You are viewing a plain text version of this content. The canonical link for it is here.
Posted to commits@cassandra.apache.org by "Andres de la Peña (Jira)" <ji...@apache.org> on 2021/10/04 13:52:00 UTC
[jira] [Commented] (CASSANDRA-16953) Flaky replaceAliveHost test from hostreplacement.HostReplacementTest

    [ https://issues.apache.org/jira/browse/CASSANDRA-16953?page=com.atlassian.jira.plugin.system.issuetabpanels:comment-tabpanel&focusedCommentId=17423955#comment-17423955 ] 
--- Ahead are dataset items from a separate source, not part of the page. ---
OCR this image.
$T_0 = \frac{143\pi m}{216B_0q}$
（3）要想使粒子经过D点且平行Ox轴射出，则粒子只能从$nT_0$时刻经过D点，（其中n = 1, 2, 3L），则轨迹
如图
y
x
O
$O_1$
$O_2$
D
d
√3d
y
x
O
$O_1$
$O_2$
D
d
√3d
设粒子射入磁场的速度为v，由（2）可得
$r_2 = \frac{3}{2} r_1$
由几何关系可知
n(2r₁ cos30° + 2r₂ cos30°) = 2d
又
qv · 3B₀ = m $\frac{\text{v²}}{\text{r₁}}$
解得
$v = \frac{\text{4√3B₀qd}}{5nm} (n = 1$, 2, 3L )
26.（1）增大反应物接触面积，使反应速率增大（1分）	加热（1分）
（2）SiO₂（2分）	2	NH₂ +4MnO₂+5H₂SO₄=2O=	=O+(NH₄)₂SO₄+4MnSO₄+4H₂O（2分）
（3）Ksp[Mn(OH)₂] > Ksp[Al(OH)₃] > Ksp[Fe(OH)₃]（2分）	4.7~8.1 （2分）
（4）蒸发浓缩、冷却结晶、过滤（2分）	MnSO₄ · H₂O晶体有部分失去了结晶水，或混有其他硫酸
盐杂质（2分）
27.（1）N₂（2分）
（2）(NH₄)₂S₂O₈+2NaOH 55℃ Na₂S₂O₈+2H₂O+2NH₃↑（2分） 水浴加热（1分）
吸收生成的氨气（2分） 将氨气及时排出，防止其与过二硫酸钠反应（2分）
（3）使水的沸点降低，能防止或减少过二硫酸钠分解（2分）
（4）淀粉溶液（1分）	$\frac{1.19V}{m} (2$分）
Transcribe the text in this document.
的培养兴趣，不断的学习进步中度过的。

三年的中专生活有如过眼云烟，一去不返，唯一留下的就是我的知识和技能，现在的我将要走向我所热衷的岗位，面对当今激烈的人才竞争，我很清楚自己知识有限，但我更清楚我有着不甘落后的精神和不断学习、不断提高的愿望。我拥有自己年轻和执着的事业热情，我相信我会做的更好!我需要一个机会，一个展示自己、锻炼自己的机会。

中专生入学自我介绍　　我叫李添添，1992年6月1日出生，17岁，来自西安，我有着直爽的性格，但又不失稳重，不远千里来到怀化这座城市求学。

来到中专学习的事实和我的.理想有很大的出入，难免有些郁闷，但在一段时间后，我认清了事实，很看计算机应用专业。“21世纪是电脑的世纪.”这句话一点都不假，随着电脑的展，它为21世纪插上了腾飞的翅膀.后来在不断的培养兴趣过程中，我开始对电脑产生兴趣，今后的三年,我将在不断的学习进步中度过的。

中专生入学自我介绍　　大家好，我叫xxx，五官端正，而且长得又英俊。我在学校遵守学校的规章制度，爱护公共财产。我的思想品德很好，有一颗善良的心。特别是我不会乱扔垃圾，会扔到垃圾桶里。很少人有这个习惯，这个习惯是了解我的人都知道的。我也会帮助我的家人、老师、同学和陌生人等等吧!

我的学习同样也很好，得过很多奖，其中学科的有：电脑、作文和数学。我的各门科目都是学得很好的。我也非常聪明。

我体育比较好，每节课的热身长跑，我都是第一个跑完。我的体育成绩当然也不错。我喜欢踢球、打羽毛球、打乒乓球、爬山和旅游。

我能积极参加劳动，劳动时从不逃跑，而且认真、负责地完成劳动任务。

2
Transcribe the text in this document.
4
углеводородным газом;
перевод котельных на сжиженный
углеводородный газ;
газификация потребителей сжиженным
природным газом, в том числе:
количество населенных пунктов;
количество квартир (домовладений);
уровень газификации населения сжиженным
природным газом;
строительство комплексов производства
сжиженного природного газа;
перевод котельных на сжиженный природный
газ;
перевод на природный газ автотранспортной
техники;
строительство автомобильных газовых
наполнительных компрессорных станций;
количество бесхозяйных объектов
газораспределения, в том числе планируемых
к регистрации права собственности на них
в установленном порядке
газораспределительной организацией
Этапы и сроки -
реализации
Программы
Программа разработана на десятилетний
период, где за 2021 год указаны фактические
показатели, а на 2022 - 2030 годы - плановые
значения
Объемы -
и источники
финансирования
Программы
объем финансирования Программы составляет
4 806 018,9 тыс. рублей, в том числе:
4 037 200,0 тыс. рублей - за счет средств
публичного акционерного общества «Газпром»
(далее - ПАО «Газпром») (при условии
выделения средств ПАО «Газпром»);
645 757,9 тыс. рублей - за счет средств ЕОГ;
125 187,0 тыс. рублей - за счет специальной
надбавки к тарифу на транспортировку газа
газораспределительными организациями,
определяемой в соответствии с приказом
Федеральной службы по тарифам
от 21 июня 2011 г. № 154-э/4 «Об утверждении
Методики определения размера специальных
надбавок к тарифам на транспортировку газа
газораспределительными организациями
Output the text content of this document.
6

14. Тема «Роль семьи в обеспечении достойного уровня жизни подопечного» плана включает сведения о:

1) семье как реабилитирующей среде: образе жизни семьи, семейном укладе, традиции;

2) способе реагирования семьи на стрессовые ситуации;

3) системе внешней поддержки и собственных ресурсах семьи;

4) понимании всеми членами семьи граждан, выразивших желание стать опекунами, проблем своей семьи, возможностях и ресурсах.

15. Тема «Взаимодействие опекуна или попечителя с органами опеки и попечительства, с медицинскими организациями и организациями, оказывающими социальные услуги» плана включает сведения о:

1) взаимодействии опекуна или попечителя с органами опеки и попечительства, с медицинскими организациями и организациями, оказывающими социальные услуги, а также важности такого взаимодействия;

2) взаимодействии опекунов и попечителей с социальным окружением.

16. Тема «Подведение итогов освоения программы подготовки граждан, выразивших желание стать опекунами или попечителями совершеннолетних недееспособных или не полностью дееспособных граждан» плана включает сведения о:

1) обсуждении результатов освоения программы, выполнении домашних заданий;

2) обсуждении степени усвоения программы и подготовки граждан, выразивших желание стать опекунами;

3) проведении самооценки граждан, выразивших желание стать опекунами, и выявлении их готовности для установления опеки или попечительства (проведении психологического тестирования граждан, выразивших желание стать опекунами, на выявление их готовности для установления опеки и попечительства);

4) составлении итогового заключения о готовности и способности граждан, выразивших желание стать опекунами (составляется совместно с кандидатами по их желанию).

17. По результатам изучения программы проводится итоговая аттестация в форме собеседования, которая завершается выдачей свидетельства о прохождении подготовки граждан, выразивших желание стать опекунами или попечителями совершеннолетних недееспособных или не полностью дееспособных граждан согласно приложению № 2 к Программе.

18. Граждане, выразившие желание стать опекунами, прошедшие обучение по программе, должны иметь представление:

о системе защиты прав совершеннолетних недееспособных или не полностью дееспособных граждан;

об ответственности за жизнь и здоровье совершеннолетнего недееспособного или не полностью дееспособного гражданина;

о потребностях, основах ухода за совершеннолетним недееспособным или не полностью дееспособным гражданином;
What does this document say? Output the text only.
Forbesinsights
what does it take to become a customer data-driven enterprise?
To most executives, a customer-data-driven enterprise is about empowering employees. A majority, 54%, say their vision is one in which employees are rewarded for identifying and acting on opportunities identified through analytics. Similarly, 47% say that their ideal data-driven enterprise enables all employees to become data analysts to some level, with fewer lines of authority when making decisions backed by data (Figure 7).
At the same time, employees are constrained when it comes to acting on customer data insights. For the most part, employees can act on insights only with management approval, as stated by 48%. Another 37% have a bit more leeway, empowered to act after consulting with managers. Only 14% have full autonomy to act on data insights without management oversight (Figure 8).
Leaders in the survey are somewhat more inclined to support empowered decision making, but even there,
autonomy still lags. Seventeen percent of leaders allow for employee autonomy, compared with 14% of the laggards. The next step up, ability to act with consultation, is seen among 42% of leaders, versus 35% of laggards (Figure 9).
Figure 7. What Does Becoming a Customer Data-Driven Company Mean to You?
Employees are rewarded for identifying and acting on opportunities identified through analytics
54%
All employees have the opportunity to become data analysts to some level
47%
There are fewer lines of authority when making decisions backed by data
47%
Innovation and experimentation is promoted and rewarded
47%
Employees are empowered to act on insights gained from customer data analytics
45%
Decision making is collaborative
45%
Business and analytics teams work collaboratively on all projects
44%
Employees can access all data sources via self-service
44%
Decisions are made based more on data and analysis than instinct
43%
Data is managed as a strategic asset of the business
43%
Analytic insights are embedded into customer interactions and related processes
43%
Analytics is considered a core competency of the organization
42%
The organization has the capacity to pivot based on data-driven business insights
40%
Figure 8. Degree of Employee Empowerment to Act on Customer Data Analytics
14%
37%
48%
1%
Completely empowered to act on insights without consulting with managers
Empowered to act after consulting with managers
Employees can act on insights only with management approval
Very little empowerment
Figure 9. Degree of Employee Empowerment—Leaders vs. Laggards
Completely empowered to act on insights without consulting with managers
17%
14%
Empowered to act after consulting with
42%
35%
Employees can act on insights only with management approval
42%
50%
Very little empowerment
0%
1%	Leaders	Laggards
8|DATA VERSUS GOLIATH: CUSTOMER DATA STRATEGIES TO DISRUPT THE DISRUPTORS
Andres de la Peña commented on CASSANDRA-16953:
-----------------------------------------------

The failure can be easily reproduced with the multiplexer. For example, [this run|https://app.circleci.com/pipelines/github/adelapena/cassandra/954/workflows/abc53f58-5585-4e85-8c24-822fb03b9d98] with 100 repetitions reproduces the failure 26 times.

The error happens when trying to concurrently shutdown the instances in {{AbstractCluster#close()}}. Any of the two first nodes can get a rejected connection when trying to connect to the third node, which is the one that wasn't able to do the replacement and is kept running.

The test apparently [passes|https://app.circleci.com/pipelines/github/adelapena/cassandra/959/workflows/6e8c2754-6c44-43a7-8190-8cce5b6ec604] if we shut down the third node before shutting down the other two instances, [this way|https://github.com/adelapena/cassandra/commit/f730853db1cb557676ae46b248030677b895a91f], but I'm not sure about what is interfering with the parallel shutdown.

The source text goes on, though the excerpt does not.